Vaccination is an important tool in preventing the spread of monkeypox,” the guidance says. “But given the current limited supply of vaccine, consider temporarily changing some behaviors that may increase your risk of being exposed. These temporary changes will help slow the spread of monkeypox until vaccine supply is adequate.”

The call to limit partners was previously made by the World Health Organization and has been controversial as observers say it may stigmatize sex among gay and bisexual men, who are disproportionately affected by monkeypox.

Demetre Daskalakis, deputy director of the White House task force on monkeypox, outlined the new guidance on Friday in a conference call with reporters.

Asked by the Washington Blade whether the Biden administration agrees with WHO about the need for men who have sex with men to limit their sexual partners, Daskalakis alluded to the multi-faceted aspects of the CDC guidance.

“It mentions that folks should consider reducing multiple partners and anonymous new partners as one strategy to prevent exposure to monkeypox,” Daskalakis said. “So I think really, there’s a broad range, and I think one of the things that’s really important about the CDC guidance is it’s designed to really meet people where they are and see what we can do to have individuals to create their own prevention plans, understanding that there’s not one answer for preventing monkeypox, that it requires a lot of domains to really achieve the goal of preventing new infections.”

Vaccinations for monkeypox are a key component of the CDC guidance, even though the limited availability has not kept up with the growing demand for the shots as the outbreak continues.
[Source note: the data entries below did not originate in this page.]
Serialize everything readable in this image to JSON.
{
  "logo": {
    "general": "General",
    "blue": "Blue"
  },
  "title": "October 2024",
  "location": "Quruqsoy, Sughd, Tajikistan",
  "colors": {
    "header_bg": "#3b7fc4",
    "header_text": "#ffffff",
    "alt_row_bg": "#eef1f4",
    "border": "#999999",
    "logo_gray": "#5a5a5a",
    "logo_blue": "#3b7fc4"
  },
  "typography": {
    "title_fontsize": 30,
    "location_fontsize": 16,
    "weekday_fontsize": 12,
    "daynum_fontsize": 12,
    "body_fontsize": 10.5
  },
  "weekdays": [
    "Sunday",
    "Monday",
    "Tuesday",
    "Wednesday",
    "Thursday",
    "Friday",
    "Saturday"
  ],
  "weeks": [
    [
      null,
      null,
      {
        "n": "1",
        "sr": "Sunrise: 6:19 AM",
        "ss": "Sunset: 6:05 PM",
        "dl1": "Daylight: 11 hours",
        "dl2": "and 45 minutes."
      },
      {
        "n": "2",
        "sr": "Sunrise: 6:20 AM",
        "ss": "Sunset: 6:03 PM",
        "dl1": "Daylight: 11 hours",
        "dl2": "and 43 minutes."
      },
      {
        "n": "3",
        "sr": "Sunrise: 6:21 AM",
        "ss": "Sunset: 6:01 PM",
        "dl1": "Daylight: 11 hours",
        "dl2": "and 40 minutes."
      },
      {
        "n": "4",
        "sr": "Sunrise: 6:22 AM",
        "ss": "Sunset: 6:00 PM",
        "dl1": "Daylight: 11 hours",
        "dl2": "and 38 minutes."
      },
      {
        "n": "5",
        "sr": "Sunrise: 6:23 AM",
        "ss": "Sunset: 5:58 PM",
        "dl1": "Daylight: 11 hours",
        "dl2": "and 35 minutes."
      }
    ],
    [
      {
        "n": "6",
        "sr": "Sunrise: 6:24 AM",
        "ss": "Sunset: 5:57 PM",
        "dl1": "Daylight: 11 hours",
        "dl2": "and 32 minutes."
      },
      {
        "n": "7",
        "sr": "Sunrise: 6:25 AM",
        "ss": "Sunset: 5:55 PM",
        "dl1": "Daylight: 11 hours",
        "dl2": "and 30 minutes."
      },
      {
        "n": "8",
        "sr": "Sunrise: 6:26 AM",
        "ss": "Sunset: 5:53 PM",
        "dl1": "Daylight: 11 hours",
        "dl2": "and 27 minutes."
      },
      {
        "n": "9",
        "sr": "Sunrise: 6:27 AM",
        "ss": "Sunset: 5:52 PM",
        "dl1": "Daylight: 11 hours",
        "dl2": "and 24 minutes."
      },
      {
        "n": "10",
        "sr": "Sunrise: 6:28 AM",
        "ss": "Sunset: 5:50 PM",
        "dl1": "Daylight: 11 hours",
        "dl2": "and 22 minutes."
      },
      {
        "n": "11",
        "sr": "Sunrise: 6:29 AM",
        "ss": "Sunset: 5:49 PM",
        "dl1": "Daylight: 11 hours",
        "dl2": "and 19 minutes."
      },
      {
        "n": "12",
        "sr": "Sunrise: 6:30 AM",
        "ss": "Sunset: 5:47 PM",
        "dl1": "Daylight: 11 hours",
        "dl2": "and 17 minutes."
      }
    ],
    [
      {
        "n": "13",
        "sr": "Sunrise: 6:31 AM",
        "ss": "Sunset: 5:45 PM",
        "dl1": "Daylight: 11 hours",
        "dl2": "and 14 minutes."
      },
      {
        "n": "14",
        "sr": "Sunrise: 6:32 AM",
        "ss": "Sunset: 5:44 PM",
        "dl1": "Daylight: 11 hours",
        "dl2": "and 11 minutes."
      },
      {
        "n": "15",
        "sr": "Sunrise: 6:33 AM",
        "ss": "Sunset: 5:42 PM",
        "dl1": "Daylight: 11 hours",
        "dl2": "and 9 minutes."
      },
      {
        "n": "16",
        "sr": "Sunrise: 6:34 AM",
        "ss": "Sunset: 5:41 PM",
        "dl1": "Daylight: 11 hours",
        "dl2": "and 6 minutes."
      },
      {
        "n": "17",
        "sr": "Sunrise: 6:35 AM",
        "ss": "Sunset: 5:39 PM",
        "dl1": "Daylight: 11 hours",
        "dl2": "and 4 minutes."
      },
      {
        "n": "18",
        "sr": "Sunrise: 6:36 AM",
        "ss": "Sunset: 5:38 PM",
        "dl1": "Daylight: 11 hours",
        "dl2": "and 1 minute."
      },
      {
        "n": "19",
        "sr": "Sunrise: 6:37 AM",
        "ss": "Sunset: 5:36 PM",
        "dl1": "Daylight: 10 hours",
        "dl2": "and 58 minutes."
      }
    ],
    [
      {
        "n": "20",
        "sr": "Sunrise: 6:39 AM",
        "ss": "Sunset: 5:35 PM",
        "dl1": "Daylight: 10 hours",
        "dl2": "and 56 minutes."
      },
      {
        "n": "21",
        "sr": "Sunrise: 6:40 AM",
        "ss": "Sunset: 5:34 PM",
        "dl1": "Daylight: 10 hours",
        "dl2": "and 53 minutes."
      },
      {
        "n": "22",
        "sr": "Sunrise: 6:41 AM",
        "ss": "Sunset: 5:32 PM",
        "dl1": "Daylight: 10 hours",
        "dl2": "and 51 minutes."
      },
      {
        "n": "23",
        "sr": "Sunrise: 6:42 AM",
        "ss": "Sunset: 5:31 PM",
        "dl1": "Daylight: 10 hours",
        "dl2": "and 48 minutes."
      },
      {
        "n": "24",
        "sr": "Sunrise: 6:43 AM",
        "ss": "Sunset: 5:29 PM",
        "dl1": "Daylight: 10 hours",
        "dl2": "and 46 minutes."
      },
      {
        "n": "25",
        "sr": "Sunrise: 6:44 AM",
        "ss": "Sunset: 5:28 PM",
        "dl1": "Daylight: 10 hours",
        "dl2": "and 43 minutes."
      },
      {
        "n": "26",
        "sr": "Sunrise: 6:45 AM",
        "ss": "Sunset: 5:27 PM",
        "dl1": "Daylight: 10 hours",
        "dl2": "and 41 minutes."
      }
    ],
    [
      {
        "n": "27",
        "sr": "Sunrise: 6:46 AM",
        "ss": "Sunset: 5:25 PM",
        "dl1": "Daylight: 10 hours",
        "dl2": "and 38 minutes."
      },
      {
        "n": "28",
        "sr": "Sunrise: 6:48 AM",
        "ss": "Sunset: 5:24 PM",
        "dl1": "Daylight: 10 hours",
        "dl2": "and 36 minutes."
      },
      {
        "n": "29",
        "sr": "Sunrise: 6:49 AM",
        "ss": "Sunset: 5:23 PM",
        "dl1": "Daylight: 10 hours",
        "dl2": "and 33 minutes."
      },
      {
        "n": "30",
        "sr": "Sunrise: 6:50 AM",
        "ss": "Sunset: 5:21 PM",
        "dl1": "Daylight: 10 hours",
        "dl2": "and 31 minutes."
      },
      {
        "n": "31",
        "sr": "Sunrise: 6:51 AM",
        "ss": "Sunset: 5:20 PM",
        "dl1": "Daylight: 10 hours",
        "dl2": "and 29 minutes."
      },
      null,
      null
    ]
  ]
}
Daskalakis conceded on the call there is “supply and demand mismatch” for vaccines, but maintained the Department of Health & Human Services announcement declaring monkeypox a public health crisis would be a tool to address the shortage.

A key concern among reporters on the call was the Biden administration not emphasizing the disease is almost exclusively at this point affecting gay and bisexual men, as well as concerns about stigma and misinformation about monkeypox.

Daskalakis, drawing on his experience as a medical expert during the HIV/AIDS crisis, emphasized stigma should play no part in messaging.

“I know from my own experience in public health and personally that stigma is actually what drives so much of infection and really creates false starts and false information that really gets people to go down paths that end up really vilifying people’s lives and behavior,” Daskalakis said. “And so, coming from the experience, both professionally and personally, it is my mission, to not allow stigma to be a part of this or any response that I work on.”